- Born: Sofía Gatica 1967 (age 58–59) Argentina
- Occupation: environmentalist
- Awards: Goldman Environmental Prize (2012)

= Sofia Gatica =

Argentine environmentalist

Sofía Gatica (born 1967) is an Argentine environmentalist, whose infant daughter Sofia, died just three days after her birth of kidney failure, which is likely caused by pesticide exposure. She was awarded the Goldman Environmental Prize in 2012, for her fight against the use of toxic pesticides used in agriculture in Argentina, in particular agents containing glyphosate and endosulfan.
In November 2013 she was threatened with death at gunpoint and beaten by unidentified men.

== Commitment to herbicide spraying ==
The trigger for Gatica's commitment was the death of her daughter, who died of kidney failure three days after birth in the late 1990s. She researched the causes of the disease and in conversation with neighbors came across worrying and inexplicable health problems. Gatica attributed this to spraying campaigns with the herbicides Roundup and Endosulfan in the immediate vicinity of residential areas. The place where Gaticas lives is surrounded by genetically modified soybean plantations that have been regularly sprayed with appropriate herbicides.

Gatica subsequently founded the group the Mothers of Ituzaingó, which set itself the goal of stopping the ruthless use of agrochemicals. They conducted a door-to-door survey, the first epidemiology survey in the region on the effects of pesticide spraying on human health. The results showed that cancer was 41 times higher than the national average, and the incidence of neurological diseases, respiratory diseases, birth defects and child mortality were also noticeable.

Based on this knowledge, the Mothers of Ituzaingó contacted Argentine environmental organizations and initiated a stop spraying campaign. Press conferences and demonstrations on the subject were organized, and brochures were issued to educate the population about the dangers of pesticides. Gatica contacted scientific institutions and asked for studies that supported her observations.

The activities of the Gatica group were made more difficult by the fact that there was no direct way to demand accountability from Monsanto DuPont and other global agrochemical groups. Pressure was also exerted on the group by police officers and local business people. In 2007 Gatica was threatened by a person who had broken her house while using weapons and asked to drop her involvement.

== Results ==
In 2008, the then Argentine President Cristina Kirchner commissioned the Ministry of Health to conduct an investigation into the effects of pesticide use in Itzuingó. The Department of Medicine at the University of Buenos Aires was entrusted with a corresponding study. The results of this confirmed the theses of the Mothers of Ituzaingó regarding the connection between herbicide spraying and the health of the population. Gatica subsequently succeeded in getting a municipal ordinance banning spraying at a distance of fewer than 2,500 meters from dwellings. In 2010, the Supreme Court reversed the burden of proof, according to which the residents no longer have to prove the harmfulness of spraying, but the government and soybean growers must provide proof of safety.

== Further activities ==
In September 2012, a meeting between the Rhineland-Palatinate Agriculture Minister, Ulrike Höfken, and Gatica took place. It was jointly advocated that the pesticide glyphosate should be re-examined worldwide and that a scientific reassessment of the substance should be requested by independent researchers.

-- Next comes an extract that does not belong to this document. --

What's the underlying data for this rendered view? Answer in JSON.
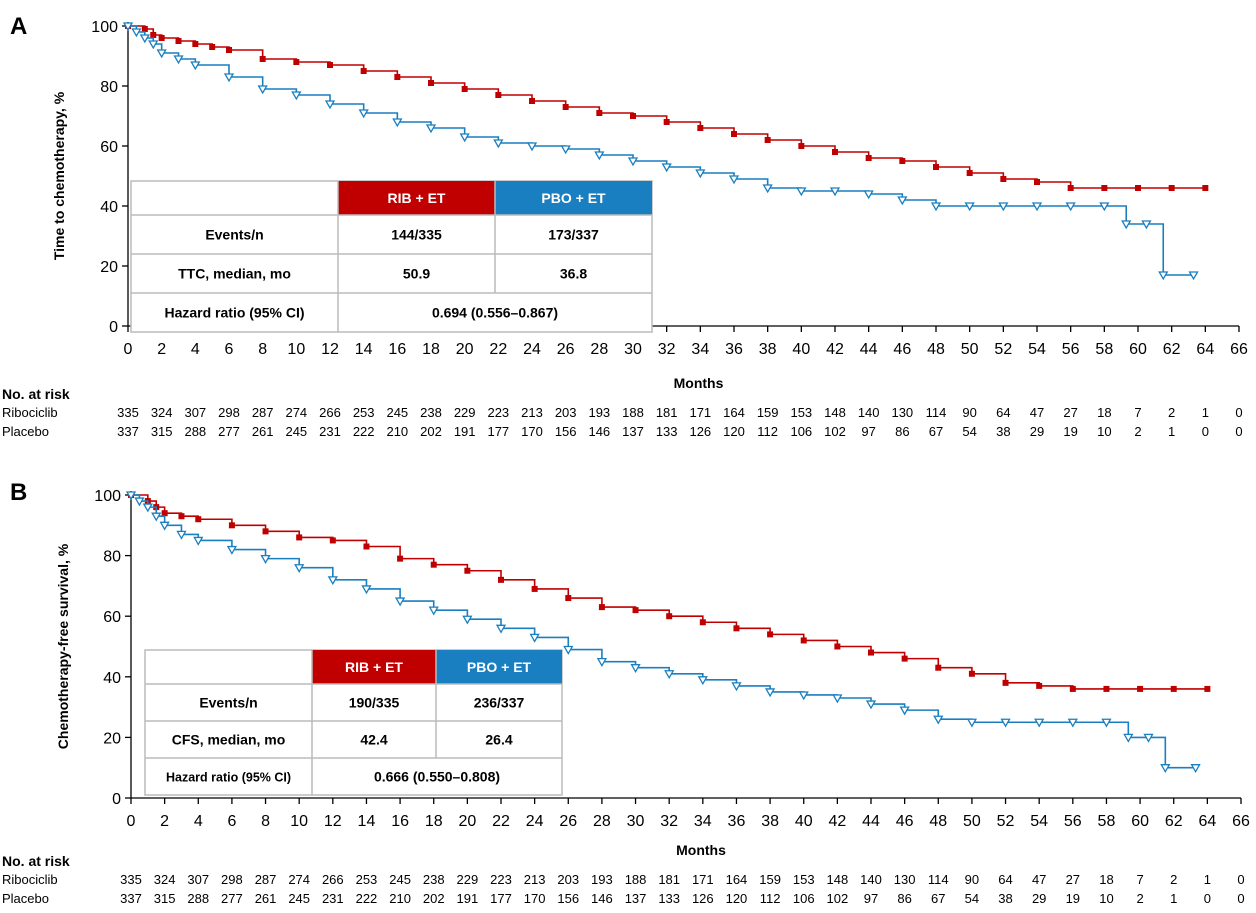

In 2013 Gatica campaigned in the central Argentine province of Córdoba against the construction of a large corn seed processing plant for the Monsanto Group. In September 2013, for example, they organized a blockade of the access road to the planned seed factory, whereupon construction work was stopped. On February 10, 2014, this action, which lasted more than five months, resulted in the Environmental impact assessment submitted by Monsanto for the new factory not being approved by the technical committee of the Ministry of the Environment. In August 2016, a Monsanto employee told the newspaper iProfessional that the company was withdrawing from this project. The reasons he cited were economic developments and the effects of long-term protests by residents. Gatica commented: "If the resistance stirs from below, it will bring down those above".